Now, setting the pedantry aside, gerardm wonders how democracy is
helped by making software proprietary.  This is where Venezuela’s approach
comes in and is refreshing.  It requires all software developed
specifically for their government’s use to use open source standards and
coding.  I don’t have nearly as much problem with this approach–which
really seems to make sense–as I do with the "ban all commercial software,
we’re going with Eric Raymond" policies that Peru is investigating
implementing, and that Thomas Greene of The Register was advocating.  As I
said in my first weblog entry on this topic, governments shouldn’t deprive
themselves of the ability to obtain the right tool for the right job.  What
if commercial software is better for a specific task, and yet it’s prohibited
from use within the government?  The government itself suffers, which makes
the people suffer in various degrees according to the amount of political
business they conduct with the government.

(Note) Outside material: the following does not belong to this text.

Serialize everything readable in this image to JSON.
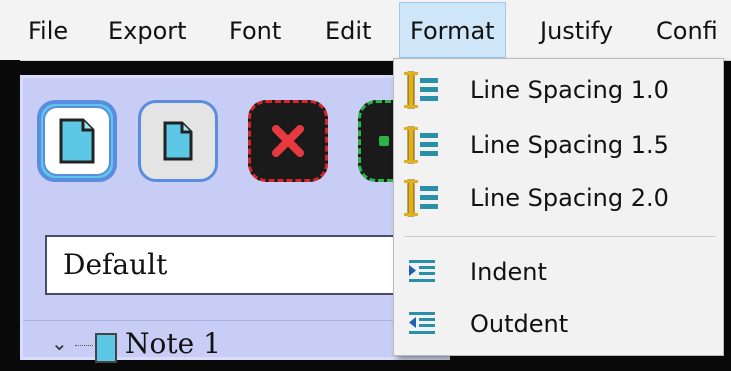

The user, gerardm, further says that when a government uses
proprietary formats when conducting its daily business with its people, it
"makes people pay an extra tax in order to see that
publication."  Theoretically, yes, that is true; but in practice, it’s
not at all true.  I do work for a data reselling company in Charlotte, NC,
that obtains financial and purchase information on construction equipment from publicly
available documents filed by the buyer or secured party with the individual
secretaries of state.  Much of this data is now coming to us in bulk in XML
format.  XML is an open standard, which can be read, used, written, and
maintained with proprietary or open source software.  I use
Windows when dealing with that data, and I’m currently having a lot of trouble
massaging it into the format in which we need it.  Another colleague might
use Linux to do what I’m doing, and that’s fine, and not even really the
issue.  The issue–read: the pain–in this is when some states send us
bulk data in Excel format, and heaven forbid, some states send images embedded
in a Microsoft Word document.  We can deal with that data immediately, even
though it’s in a closed format.  With an open format, I have to go through
this massaging procedure that I’m banging my head against.  So, for this
Charlotte company and me personally, I’m paying "an extra tax in order to
see" this data that’s so much better in XML format than it is in Word,
Excel, or even DBF format.  (I hope that last sentence is completely
dripping with sarcasm, because that’s the way I intended it.)

It all comes down to this: if we require governments to use open source
software and standards, we’re limiting the options by which those governments
can effectively serve, protect, and govern us.  Limiting options is never a
good thing, and I believe that’s what started the entire open-source debate in
the first place.  Let’s not make things difficult on ourselves.  Use
the best tool for the job, whatever that tool might be.

Is this the right compromise between mandating open source and letting governments lead themselves into the Microsoft licensing trap?